**Could China’s demand for soybeans soon outstrip global production, and why don’t they grow their own?

According to Fast Company, https://www.fastcompany.com/90240606/chinas-hunger-for-soybeans-is-a-window-into-an-encroaching-environmental-crisis ... in northern China, where soybeans originated, water tables are dropping at a rate of up to 10 feet a year. That means they are running out of water and the remaining rivers and streams are so polluted the government has a daunting sanitization task.

China uses about 60% of the world’s soybeans with demand increasing at least 5% each year.

**The renegotiation of the U.S.-South Korea free-trade agreement is being welcomed by farm groups even though little changes in terms of ag trade.

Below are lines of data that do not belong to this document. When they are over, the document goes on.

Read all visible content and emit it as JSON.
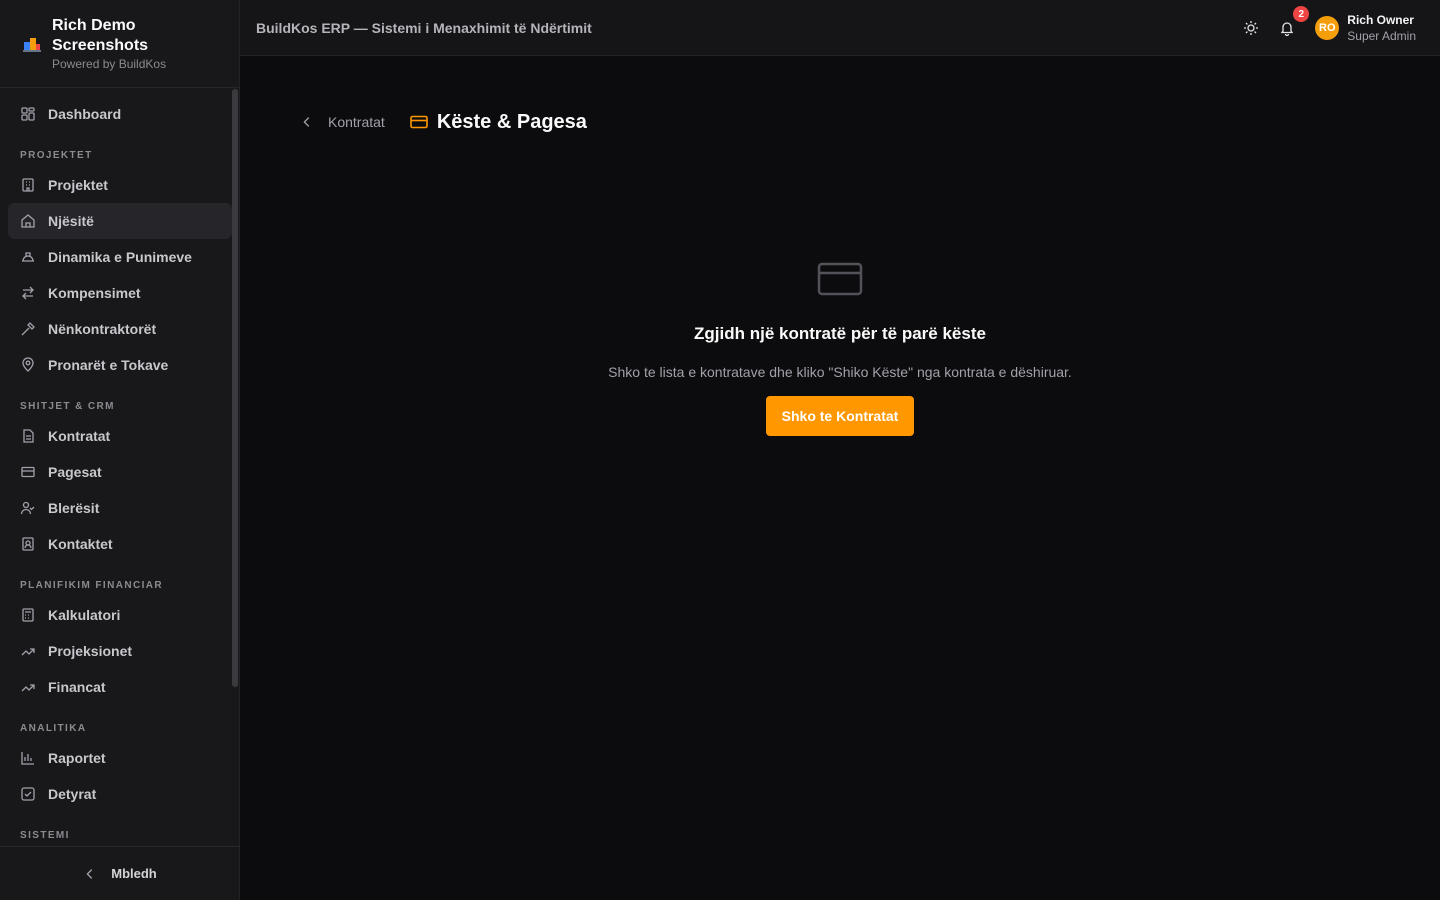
{
  "brand": {
    "name": "Rich Demo Screenshots",
    "powered": "Powered by BuildKos"
  },
  "header": {
    "title": "BuildKos ERP — Sistemi i Menaxhimit të Ndërtimit",
    "notifications": "2"
  },
  "user": {
    "initials": "RO",
    "name": "Rich Owner",
    "role": "Super Admin"
  },
  "sidebar": {
    "dashboard": "Dashboard",
    "sections": [
      "PROJEKTET",
      "SHITJET & CRM",
      "PLANIFIKIM FINANCIAR",
      "ANALITIKA",
      "SISTEMI"
    ],
    "items": [
      {
        "label": "Projektet",
        "icon": "building-icon"
      },
      {
        "label": "Njësitë",
        "icon": "home-icon",
        "active": true
      },
      {
        "label": "Dinamika e Punimeve",
        "icon": "hardhat-icon"
      },
      {
        "label": "Kompensimet",
        "icon": "swap-icon"
      },
      {
        "label": "Nënkontraktorët",
        "icon": "hammer-icon"
      },
      {
        "label": "Pronarët e Tokave",
        "icon": "map-pin-icon"
      },
      {
        "label": "Kontratat",
        "icon": "document-icon"
      },
      {
        "label": "Pagesat",
        "icon": "credit-card-icon"
      },
      {
        "label": "Blerësit",
        "icon": "user-check-icon"
      },
      {
        "label": "Kontaktet",
        "icon": "contact-icon"
      },
      {
        "label": "Kalkulatori",
        "icon": "calculator-icon"
      },
      {
        "label": "Projeksionet",
        "icon": "trending-up-icon"
      },
      {
        "label": "Financat",
        "icon": "trending-up-icon"
      },
      {
        "label": "Raportet",
        "icon": "bar-chart-icon"
      },
      {
        "label": "Detyrat",
        "icon": "checkbox-icon"
      }
    ],
    "collapse": "Mbledh"
  },
  "page": {
    "back": "Kontratat",
    "title": "Këste & Pagesa",
    "empty_title": "Zgjidh një kontratë për të parë këste",
    "empty_desc": "Shko te lista e kontratave dhe kliko \"Shiko Këste\" nga kontrata e dëshiruar.",
    "cta": "Shko te Kontratat"
  },
  "colors": {
    "accent": "#ff9800",
    "badge": "#ef4444",
    "avatar": "#f59e0b"
  }
}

Last Monday, President Trump and South Korean President Moon Jae-in signed a revised KORUS trade deal that largely benefits American auto makers, but U.S. farmers could see improvements in the already growing trade relationship.

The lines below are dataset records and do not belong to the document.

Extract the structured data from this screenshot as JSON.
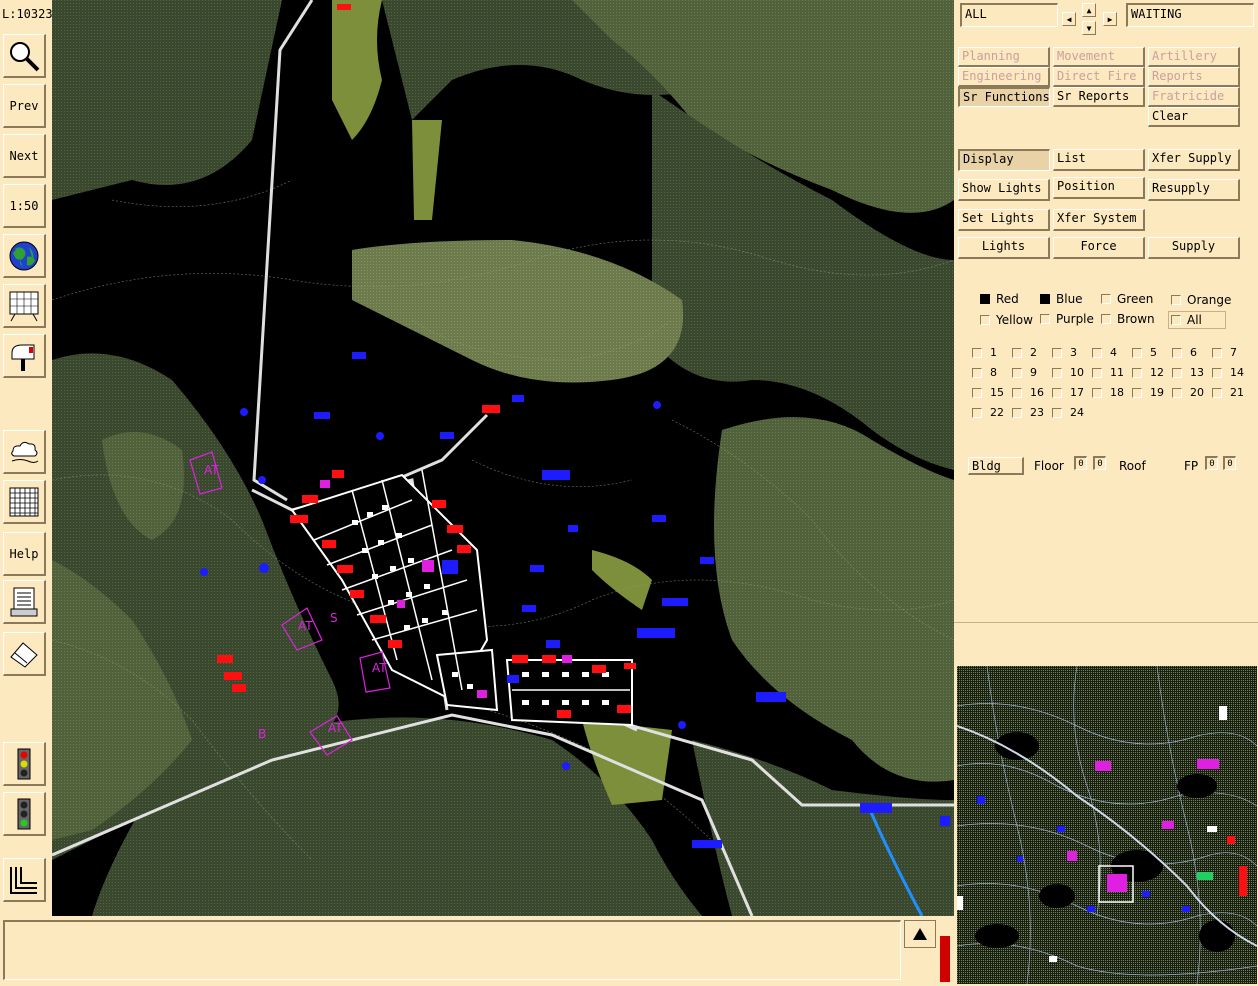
{
  "toolbar": {
    "coord": "L:10323",
    "prev": "Prev",
    "next": "Next",
    "scale": "1:50",
    "help": "Help"
  },
  "header": {
    "filter": "ALL",
    "status": "WAITING"
  },
  "functions": {
    "planning": "Planning",
    "movement": "Movement",
    "artillery": "Artillery",
    "engineering": "Engineering",
    "direct_fire": "Direct Fire",
    "reports": "Reports",
    "sr_functions": "Sr Functions",
    "sr_reports": "Sr Reports",
    "fratricide": "Fratricide",
    "clear": "Clear"
  },
  "actions": {
    "display": "Display",
    "list": "List",
    "xfer_supply": "Xfer Supply",
    "show_lights": "Show Lights",
    "position": "Position",
    "resupply": "Resupply",
    "set_lights": "Set Lights",
    "xfer_system": "Xfer System",
    "lights": "Lights",
    "force": "Force",
    "supply": "Supply"
  },
  "colors": {
    "red": "Red",
    "blue": "Blue",
    "green": "Green",
    "orange": "Orange",
    "yellow": "Yellow",
    "purple": "Purple",
    "brown": "Brown",
    "all": "All"
  },
  "numbers": [
    "1",
    "2",
    "3",
    "4",
    "5",
    "6",
    "7",
    "8",
    "9",
    "10",
    "11",
    "12",
    "13",
    "14",
    "15",
    "16",
    "17",
    "18",
    "19",
    "20",
    "21",
    "22",
    "23",
    "24"
  ],
  "building": {
    "bldg": "Bldg",
    "floor_label": "Floor",
    "floor_a": "0",
    "floor_b": "0",
    "roof_label": "Roof",
    "fp_label": "FP",
    "fp_a": "0",
    "fp_b": "0"
  },
  "palette": {
    "panel_bg": "#fde9bf",
    "terrain_dark": "#3a4a30",
    "terrain_mid": "#556b3f",
    "terrain_light": "#7a8a55",
    "blue_force": "#1c1cff",
    "red_force": "#ff1010",
    "magenta": "#e020e0"
  },
  "map_labels": {
    "at1": "AT",
    "at2": "AT",
    "at3": "AT",
    "at4": "AT",
    "s": "S",
    "b": "B"
  },
  "message": {
    "text": "",
    "scroll_up_icon": "triangle-up-icon"
  }
}
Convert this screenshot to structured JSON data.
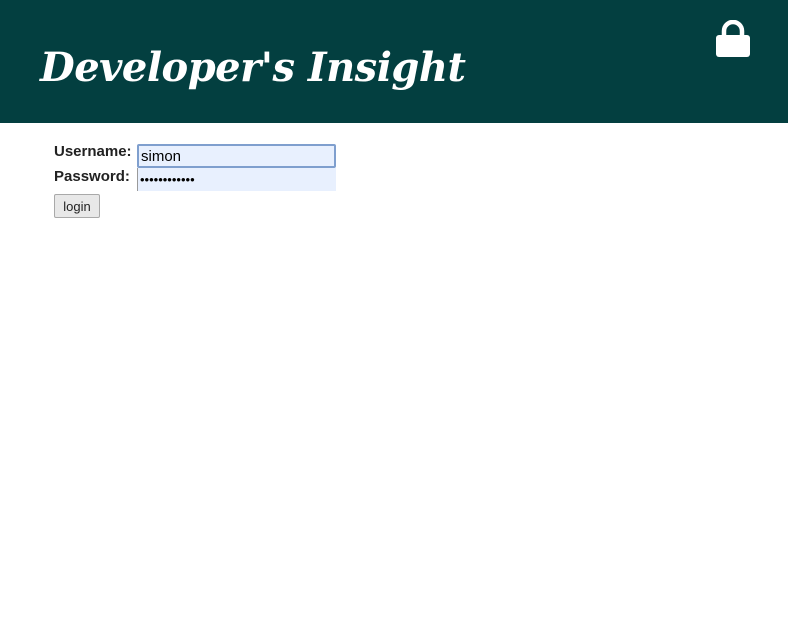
{
  "header": {
    "title": "Developer's Insight",
    "lock_icon": "lock-icon",
    "background_color": "#033f40"
  },
  "login_form": {
    "username_label": "Username:",
    "username_value": "simon",
    "password_label": "Password:",
    "password_value": "simon1234567",
    "submit_label": "login"
  }
}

Since KORUS began in 2012, trade has increased more than 50%. Last year, agriculture accounted for 70% of trade to South Korea, our sixth largest export market.

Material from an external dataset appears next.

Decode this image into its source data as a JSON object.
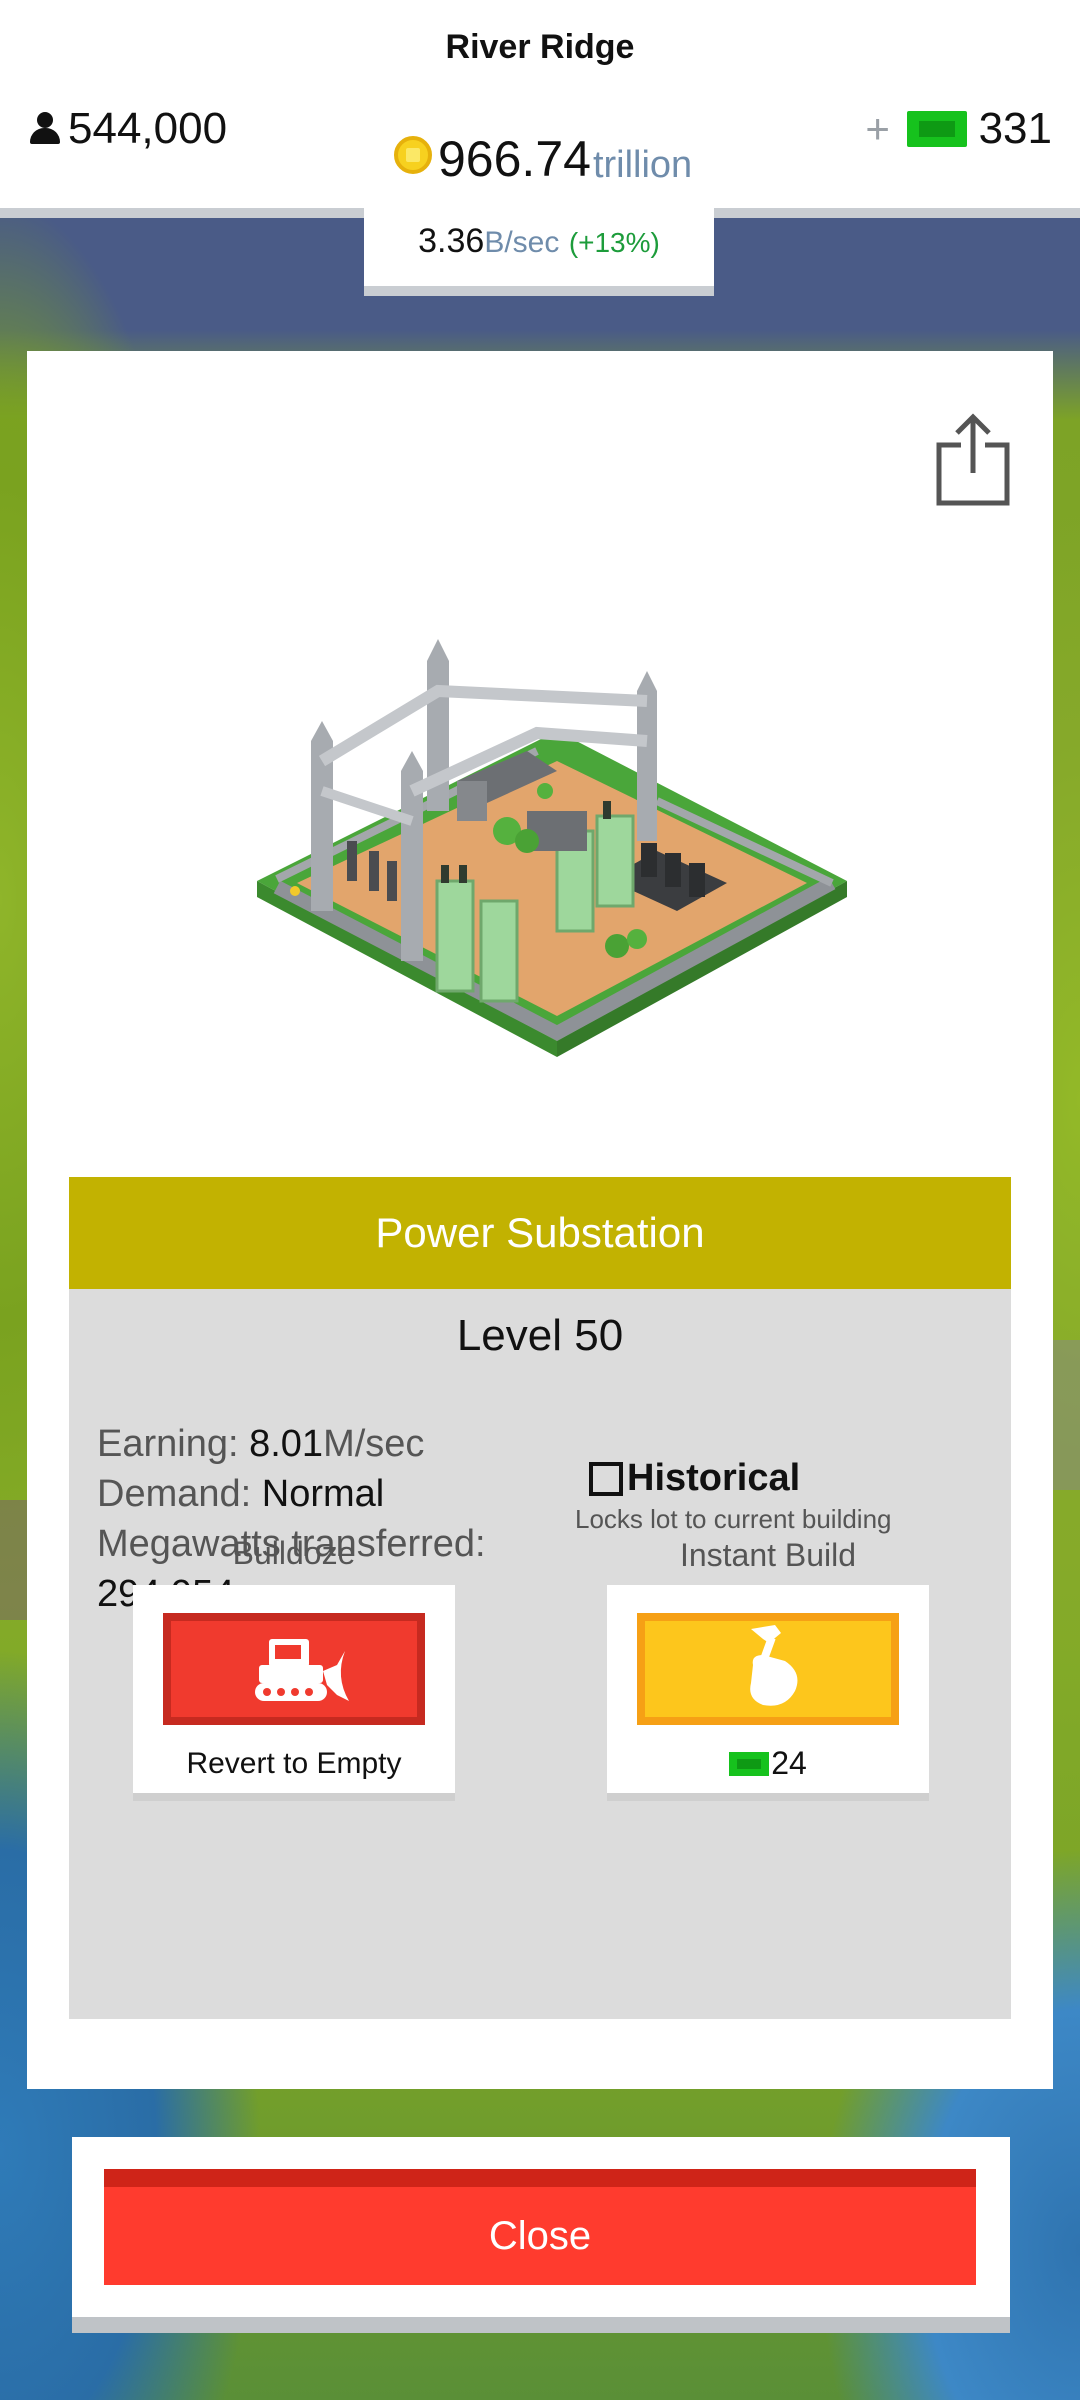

**A team of chefs from all over European recently spent a week in Colorado learning about U.S. beef as part of a U.S. Meat Export Federation program intended to make them U.S. beef advocates.

The visit included training and tours of ranches, restaurants and retail outlets.

USMEF’s Yuri Barutkin says these chefs already work extensively with U.S. beef and were selected in partnership with U.S. beef distributors in European countries.